Song by Hot Lips Page Trio
- B-side: "Do It, If You Wanna"
- Released: February 21, 1941
- Recorded: December 10, 1940
- Genre: Jazz, blues
- Label: Bluebird Records
- Songwriter(s): Leonard Feather

= Evil Man's Blues =

1941 jazz song composed by Leonard Feather

"Evil Man's Blues", alternately titled "Evil Man Blues" or "Evil Gal Blues", is a jazz song composed by Leonard Feather and first released in 1941 by the Hot Lips Page Trio. The song's lyrics are delivered from the perspective of an "evil" man or gal warning a prospective lover against pursuing them romantically.

== Release ==
The Hot Lips Page Trio recorded "Evil Man's Blues" in December 1940. It was released on February 21, 2021, by Bluebird Records with "Do It, If You Wanna" as a B-side.

== Notable versions ==
=== Dinah Washington ===

In 1944, Dinah Washington launched her career accompanying the Lionel Hampton Sextet on a two-disc set of 10-inch 78 rpm records. "Evil Gal Blues" was the B-side of the first disk. Peaking at number 9 on the Harlem Hit Parade, now known as the Billboard Hot R&B/Hip Hop chart, the Great American Songbook Foundation described the record as Washington's "first big hit".
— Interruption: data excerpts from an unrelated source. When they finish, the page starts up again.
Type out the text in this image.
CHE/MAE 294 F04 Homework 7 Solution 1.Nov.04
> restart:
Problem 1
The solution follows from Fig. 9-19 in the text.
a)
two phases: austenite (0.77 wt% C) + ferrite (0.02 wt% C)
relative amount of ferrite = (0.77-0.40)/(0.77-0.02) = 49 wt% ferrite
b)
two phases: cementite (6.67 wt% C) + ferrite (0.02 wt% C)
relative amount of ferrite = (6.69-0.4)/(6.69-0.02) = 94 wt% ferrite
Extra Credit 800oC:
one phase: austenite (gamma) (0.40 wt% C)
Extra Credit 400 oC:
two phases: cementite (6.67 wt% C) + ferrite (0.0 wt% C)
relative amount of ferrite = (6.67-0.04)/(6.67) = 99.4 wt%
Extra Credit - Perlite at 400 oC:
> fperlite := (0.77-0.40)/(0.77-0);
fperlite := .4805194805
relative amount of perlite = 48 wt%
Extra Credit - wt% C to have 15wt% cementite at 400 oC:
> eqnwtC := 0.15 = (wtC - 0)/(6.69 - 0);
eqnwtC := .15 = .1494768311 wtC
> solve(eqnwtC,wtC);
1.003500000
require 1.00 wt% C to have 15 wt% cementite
In 2010, BBC Four premiered a documentary about Washington's life titled Evil Gal Blues.

Chart history
| Chart | Peak position |
|---|---|
| US Billboard R&B | 9 |

=== Other versions ===
Aretha Franklin covered Washington's version on Unforgettable: A Tribute to Dinah Washington in 1964. The recording later appeared on the 1985 compilation album Aretha Sings the Blues.

A version of the song titled "Evil Man Blues" and credited to The Candy Shop Boys appeared on the soundtrack to the 2014 action film John Wick.